My own personal suspicions regarding the film were centered elsewhere: How could the British, with their knowledge of the mountain in 1962, have identified film sequences as telephoto shots from 28,000 ft.? Couldn’t they have confused these with pictures simply taken from closer to the summit, namely from the plateau above the Second Step? My suspicions were reinforced when a German source claimed that the Chinese film included a sequence showing the summit pyramid with tracks leading towards and down from the top. Thanks to British historian Audrey Salkeld and the BBC’s Graham Hoyland I was finally able to obtain a copy of the Chinese film in the fall of 1998. This was digging in metaphorical dirt, watching an archeological artifact in the form of 40 year-old footage – and with the long-sought answer unfolding on my TV screen: Besides the mentioned panorama sequence there was indeed another sequence, a 10 seconds-long panning shot of the Summit Pyramid. The image is very bright and of low contrast, as if overexposed or filmed through a haze of spindrift. No details in the snow (like tracks, boulders etc.) are discernible, although some rocks of the Summit Tower and along the crest of the North Pillar are visible against the sky. But in the last 4 seconds of this shot the rocks of the Third Step start to appear in the lower left corner of the picture. There is no way such a detailed view of the Third Step could be obtained differently, say by long-focus shots from lower down. Despite its shortcomings, the picture is still fairly clear and steady, and has too high a resolution for being a telephoto. Moreover, in most views from anywhere above 27,000 ft. on the North Ridge/North Face the Third Step is hidden by the Second Step. It reappears once the crest of the North-east Ridge is reached, but only when actually standing on the plateau above the Second Step, does the foreshortened view of the Third Step and final ridge match the image displayed in the Chinese film.
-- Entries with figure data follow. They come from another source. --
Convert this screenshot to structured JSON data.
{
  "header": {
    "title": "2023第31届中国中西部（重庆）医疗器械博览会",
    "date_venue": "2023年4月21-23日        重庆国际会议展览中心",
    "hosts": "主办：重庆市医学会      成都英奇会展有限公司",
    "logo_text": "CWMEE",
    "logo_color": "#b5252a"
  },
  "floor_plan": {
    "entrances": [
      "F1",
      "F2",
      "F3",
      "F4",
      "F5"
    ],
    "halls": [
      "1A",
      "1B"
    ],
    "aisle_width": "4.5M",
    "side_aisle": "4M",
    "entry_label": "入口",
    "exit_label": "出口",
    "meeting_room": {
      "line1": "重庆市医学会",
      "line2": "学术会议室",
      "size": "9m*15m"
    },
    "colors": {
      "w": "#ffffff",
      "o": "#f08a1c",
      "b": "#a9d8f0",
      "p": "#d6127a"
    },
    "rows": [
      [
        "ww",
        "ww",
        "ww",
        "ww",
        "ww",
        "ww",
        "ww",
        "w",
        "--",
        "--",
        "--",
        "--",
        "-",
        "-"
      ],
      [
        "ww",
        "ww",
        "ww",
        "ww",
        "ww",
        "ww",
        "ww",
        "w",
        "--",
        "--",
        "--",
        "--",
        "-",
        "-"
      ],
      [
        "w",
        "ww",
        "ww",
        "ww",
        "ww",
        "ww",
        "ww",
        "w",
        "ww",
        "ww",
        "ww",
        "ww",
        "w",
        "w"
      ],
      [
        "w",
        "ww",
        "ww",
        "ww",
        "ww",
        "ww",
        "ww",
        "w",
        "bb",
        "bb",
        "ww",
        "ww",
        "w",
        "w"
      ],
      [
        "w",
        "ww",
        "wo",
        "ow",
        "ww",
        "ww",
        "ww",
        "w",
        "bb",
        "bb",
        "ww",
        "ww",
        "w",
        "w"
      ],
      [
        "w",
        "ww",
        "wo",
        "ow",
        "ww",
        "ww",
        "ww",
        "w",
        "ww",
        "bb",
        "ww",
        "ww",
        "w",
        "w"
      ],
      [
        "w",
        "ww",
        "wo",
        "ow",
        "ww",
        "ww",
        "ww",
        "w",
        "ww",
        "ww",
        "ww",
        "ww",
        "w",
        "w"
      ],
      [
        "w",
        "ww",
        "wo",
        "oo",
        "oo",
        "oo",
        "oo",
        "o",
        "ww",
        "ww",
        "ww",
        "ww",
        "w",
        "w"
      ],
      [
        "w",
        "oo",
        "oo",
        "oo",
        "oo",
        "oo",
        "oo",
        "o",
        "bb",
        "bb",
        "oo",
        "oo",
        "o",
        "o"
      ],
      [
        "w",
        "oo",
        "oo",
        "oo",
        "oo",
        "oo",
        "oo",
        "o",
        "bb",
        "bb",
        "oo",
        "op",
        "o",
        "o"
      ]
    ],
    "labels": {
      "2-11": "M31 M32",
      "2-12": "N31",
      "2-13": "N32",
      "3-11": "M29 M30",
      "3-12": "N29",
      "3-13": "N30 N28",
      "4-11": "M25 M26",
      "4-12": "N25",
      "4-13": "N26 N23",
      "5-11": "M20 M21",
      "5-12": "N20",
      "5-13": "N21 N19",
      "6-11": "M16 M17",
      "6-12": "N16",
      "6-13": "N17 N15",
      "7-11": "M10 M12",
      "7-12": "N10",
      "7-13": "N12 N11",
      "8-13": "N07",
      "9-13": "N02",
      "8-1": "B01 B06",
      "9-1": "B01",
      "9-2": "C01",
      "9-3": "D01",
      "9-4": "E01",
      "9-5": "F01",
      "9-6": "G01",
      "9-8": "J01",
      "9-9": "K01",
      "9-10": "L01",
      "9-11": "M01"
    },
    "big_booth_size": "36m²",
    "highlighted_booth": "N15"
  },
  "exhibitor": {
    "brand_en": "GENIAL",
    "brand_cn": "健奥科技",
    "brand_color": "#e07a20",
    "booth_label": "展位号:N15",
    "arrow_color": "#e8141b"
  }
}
Reinhold Messner claims to possess "documents" proving that the Chinese never made it beyond the assault camp, but he has never made this public. If the above film sequence proves anything, it is that at one stage during the 1960 expedition, one climber must have stood on the plateau above the Second Step, near the base of the final pyramid – or at 28,500 ft., as the Chinese had always maintained.
Did they reach the summit? There is still no direct evidence since they climbed at night at took no summit photos. But it should be noted that even their first accounts describe features consistent with the final 600 ft. of the North-east Ridge. They describe the long snow and ice slope of the summit snowfield, how they were stopped by the near-vertical tip of the slope and forced to circumvent this by a traverse to the right along the upper North Face, and how they at first confused the initial rise in the final ridge with the top – all experiences later repeated by other expeditions, like the Chinese in 1975 or Matt Dickinson in 1996.
Final confirmation for the Chinese’s summit success in 1960 could only come from the small plaster bust of Chairman Mao, a five-star red national flag and a short note with the three climbers’ names and date of ascent, wrapped in a white woolen glove, which they claimed to have left behind among the rocks to the north-east or north-west of the summit. Those who happen to rediscover these items could claim to have found the highest archeological artifacts in the world.
They surely wouldn’t describe them as garbage.